Decisões consideraram nível de envolvimento dos acusados
A Segunda Turma do Tribunal Regional Federal da 5ª Região (TRF5) – composta pelos desembargadores federais Napoleão Maia (presidente), Petrucio Ferreira e Manoel Erhardt (convocado) – julgou, em sua última sessão, três habeas corpus relacionados ao furto da caixa-forte da sede do Banco Central, em Fortaleza. O crime ocorreu em agosto de 2005 e a quadrilha levou R$ 164,8 milhões do BC.
O primeiro habeas corpus (HC 2566-CE) julgado foi impetrado em favor do réu preso Edson Campos Luziano, advogado de Raimundo Laurindo Barbosa Neto, que é acusado de ser um dos líderes da quadrilha. A Polícia Federal acusou o advogado de ter ligações com os criminosos que furtaram o BC. Por maioria de votos, a Segunda Turma deu parcial provimento ao habeas corpus, apenas para transferir o réu para uma sala de estado maior, em uma unidade militar, conforme determina o estatuto da Ordem dos Advogados do Brasil (OAB).

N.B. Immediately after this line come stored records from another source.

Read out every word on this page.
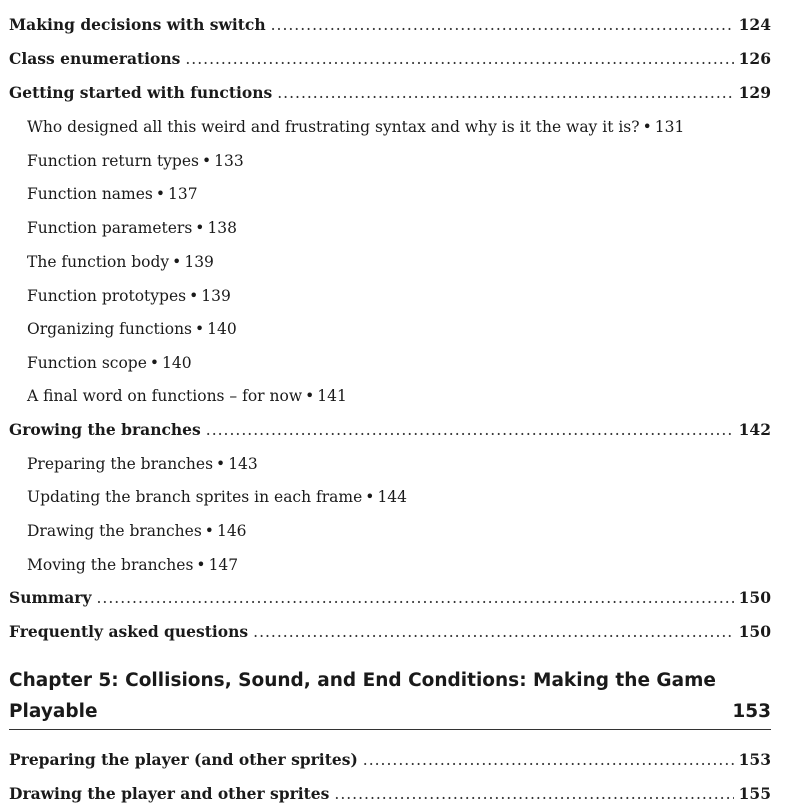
Making decisions with switch .....	124
Class enumerations .....	126
Getting started with functions .....	129
Who designed all this weird and frustrating syntax and why is it the way it is? • 131
Function return types • 133
Function names • 137
Function parameters • 138
The function body • 139
Function prototypes • 139
Organizing functions • 140
Function scope • 140
A final word on functions – for now • 141
Growing the branches .....	142
Preparing the branches • 143
Updating the branch sprites in each frame • 144
Drawing the branches • 146
Moving the branches • 147
Summary .....	150
Frequently asked questions .....	150
Chapter 5: Collisions, Sound, and End Conditions: Making the Game
Playable	153
Preparing the player (and other sprites) .....	153
Drawing the player and other sprites .....	155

De acordo com a Polícia Federal, Edson Luziano teria intermediado a negociação do pagamento de R$ 350 mil pelo resgate de Raimundo Neto, que foi vítima de extorsão mediante seqüestro por parte de policiais de São Paulo. No dia seguinte à extorsão, o advogado ainda teria feito contato pessoal com Joel Laurindo, irmão de Neto, a fim de receber honorários. Tais informações foram obtidas através de interceptações telefônicas autorizadas pela PF.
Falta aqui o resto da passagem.